Bea: “Oh, well do you do this full time?”
Dominique: ::laughing:: “Yes. I do.”
::chatter continues as Dominique gives us what is likely his usual Uber driver spiel::
Me: “… but the important question is… do you do this full time?”
::everyone laughs, including Bea::
Bea: “You guys are all assholes! When we get back to my place, none of you are invited inside! Except for you Domnique.”
– INFO: Bea is a proud Christian virgin. –
Me: “Wow. Dominique’s getting a big tip tonight.”
Bea: “That’s not what I meant!”
Domnique: ::laughing:: “You guys are definitely my funniest group tonight.”

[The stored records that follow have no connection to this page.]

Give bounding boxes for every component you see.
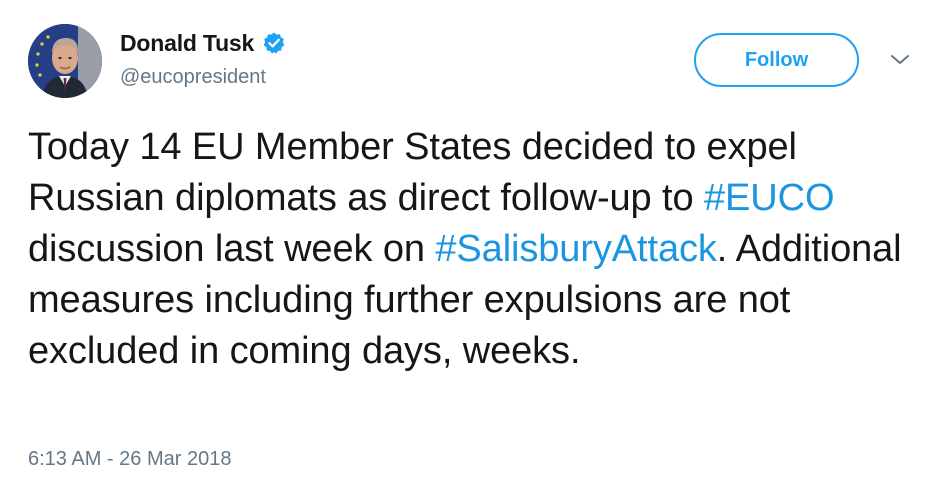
author-name-row[interactable]: Donald Tusk [120, 28, 286, 58]
author-display-name[interactable]: Donald Tusk [120, 30, 254, 57]
hashtag-euco-link[interactable]: #EUCO [704, 177, 835, 219]
verified-badge-icon [262, 31, 286, 55]
tweet-card: Donald Tusk @eucopresident Follow Today … [0, 0, 936, 488]
profile-photo-icon [28, 24, 102, 98]
avatar[interactable] [28, 24, 102, 98]
follow-button[interactable]: Follow [694, 33, 859, 87]
chevron-down-icon[interactable] [889, 52, 911, 68]
author-handle[interactable]: @eucopresident [120, 66, 266, 89]
tweet-timestamp[interactable]: 6:13 AM - 26 Mar 2018 [28, 448, 231, 471]
tweet-text: Today 14 EU Member States decided to exp… [28, 122, 918, 377]
tweet-text-segment: discussion last week on [28, 228, 436, 270]
hashtag-salisburyattack-link[interactable]: #SalisburyAttack [435, 228, 717, 270]
tweet-text-segment: Today 14 EU Member States decided to exp… [28, 126, 797, 219]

::SUV pulls up to Bea’s house and we all get out::
Me: “Wait! Bea, is Dominique not coming?”

After trolling my drunken sister, I briefly went inside to say my goodbyes, before heading home, completely exhausted. I walked into a dark house, stripped to throw all of my clothes into the wash, because they’d smell like smoke, tried not to fall asleep in the shower, and crawled into bed, beside my husband. He’d driven three hours from his hometown, having left at 9:30 and still beat me home. Though I’d only had a single shot all evening, I woke early with a pounding headache and asked Jake to bring me some ibuprofen and slept until after 11:00.

Jake: “Do you feel bad?”
Me: “No. I’m not hungover or anything. I didn’t even drink. I just had a really bad headache.”
Jake: “Oh, well did you at least have a good time?”

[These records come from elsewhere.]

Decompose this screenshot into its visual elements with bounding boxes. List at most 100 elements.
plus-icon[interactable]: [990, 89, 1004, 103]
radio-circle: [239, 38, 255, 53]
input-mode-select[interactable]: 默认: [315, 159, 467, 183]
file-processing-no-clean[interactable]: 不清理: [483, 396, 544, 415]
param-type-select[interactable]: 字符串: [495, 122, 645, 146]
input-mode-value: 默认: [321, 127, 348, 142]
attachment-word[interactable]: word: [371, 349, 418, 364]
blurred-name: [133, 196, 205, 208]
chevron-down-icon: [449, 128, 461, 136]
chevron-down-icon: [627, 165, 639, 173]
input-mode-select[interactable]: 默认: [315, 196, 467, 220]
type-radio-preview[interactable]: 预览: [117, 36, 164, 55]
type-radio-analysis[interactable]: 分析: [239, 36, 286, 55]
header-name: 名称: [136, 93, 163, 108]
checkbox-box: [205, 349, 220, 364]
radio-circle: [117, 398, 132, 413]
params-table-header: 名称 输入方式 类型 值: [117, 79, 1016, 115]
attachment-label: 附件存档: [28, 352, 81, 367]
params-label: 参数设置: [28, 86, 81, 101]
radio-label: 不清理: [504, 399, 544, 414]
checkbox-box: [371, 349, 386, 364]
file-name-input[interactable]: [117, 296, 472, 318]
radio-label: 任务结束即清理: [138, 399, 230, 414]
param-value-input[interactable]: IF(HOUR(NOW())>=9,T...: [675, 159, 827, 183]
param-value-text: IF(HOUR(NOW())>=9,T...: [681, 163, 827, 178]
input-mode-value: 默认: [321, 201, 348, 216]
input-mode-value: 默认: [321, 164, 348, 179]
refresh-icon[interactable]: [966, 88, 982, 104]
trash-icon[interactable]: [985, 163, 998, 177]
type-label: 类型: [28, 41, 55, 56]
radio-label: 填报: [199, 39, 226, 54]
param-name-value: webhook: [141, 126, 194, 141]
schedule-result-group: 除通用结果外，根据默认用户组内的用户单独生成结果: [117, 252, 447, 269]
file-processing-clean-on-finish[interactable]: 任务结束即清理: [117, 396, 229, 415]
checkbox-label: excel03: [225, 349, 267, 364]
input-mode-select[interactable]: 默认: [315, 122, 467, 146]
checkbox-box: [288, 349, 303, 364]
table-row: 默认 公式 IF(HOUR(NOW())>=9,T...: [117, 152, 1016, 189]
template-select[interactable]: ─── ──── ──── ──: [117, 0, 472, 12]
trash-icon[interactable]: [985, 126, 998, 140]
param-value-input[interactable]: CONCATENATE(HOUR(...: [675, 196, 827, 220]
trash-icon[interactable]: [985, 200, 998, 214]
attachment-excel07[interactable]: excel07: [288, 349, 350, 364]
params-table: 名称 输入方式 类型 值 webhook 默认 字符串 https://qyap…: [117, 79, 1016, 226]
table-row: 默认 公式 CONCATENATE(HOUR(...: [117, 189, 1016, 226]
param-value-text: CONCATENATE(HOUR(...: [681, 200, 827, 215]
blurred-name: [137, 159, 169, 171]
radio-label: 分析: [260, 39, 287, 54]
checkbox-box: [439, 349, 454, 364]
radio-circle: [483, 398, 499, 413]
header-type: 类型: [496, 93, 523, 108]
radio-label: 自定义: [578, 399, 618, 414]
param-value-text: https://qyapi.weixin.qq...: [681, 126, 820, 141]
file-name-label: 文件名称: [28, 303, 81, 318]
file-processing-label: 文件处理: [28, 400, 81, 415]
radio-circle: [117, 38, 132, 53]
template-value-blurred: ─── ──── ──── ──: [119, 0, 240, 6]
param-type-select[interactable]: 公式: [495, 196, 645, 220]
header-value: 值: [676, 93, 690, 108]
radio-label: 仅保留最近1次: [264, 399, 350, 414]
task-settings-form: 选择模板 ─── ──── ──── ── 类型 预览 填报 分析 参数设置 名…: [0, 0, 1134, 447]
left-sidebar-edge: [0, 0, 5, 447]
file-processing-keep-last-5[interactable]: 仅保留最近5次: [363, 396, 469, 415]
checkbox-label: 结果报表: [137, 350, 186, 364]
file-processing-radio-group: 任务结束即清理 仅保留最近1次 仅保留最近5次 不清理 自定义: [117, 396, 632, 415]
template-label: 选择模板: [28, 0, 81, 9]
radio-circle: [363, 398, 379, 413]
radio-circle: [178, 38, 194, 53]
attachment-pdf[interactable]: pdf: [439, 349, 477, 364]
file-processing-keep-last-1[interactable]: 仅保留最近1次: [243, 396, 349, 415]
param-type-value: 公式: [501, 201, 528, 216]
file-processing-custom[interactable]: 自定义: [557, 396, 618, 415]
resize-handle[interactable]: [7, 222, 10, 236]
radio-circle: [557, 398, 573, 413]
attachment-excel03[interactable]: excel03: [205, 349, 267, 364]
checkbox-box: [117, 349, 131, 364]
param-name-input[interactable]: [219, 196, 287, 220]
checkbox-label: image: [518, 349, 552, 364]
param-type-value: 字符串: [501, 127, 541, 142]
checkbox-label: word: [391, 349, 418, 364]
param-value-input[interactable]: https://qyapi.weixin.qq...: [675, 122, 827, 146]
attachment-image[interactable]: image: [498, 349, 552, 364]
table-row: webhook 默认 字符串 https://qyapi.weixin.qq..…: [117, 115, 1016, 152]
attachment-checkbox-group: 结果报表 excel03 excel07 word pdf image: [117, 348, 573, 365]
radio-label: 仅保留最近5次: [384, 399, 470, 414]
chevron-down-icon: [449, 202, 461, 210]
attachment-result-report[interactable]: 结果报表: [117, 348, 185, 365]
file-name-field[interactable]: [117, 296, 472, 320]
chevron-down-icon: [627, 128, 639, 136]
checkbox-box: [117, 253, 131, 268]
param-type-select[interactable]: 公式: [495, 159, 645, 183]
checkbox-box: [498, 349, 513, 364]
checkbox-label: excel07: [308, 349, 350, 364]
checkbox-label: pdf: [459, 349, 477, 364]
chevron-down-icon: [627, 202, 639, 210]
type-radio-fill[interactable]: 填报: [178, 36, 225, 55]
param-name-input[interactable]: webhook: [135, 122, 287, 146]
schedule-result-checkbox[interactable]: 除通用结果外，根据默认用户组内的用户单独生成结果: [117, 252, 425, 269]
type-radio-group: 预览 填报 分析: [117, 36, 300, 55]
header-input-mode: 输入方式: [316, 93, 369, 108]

Me: “Ugh. No. It was horrible. The company was good, but no.”
Jake: “Why didn’t you just leave?”
Me: “Because we Ubered there and I didn’t have my car. I didn’t want to be that person.”

… but you know… the girl reading a Kindle, while sipping water in a bar? I’m totally okay with being that person. She spent the rest of the day being comfortably 32: reading, crocheting, watching Vampire Diaries, and absolutely not nursing a hangover.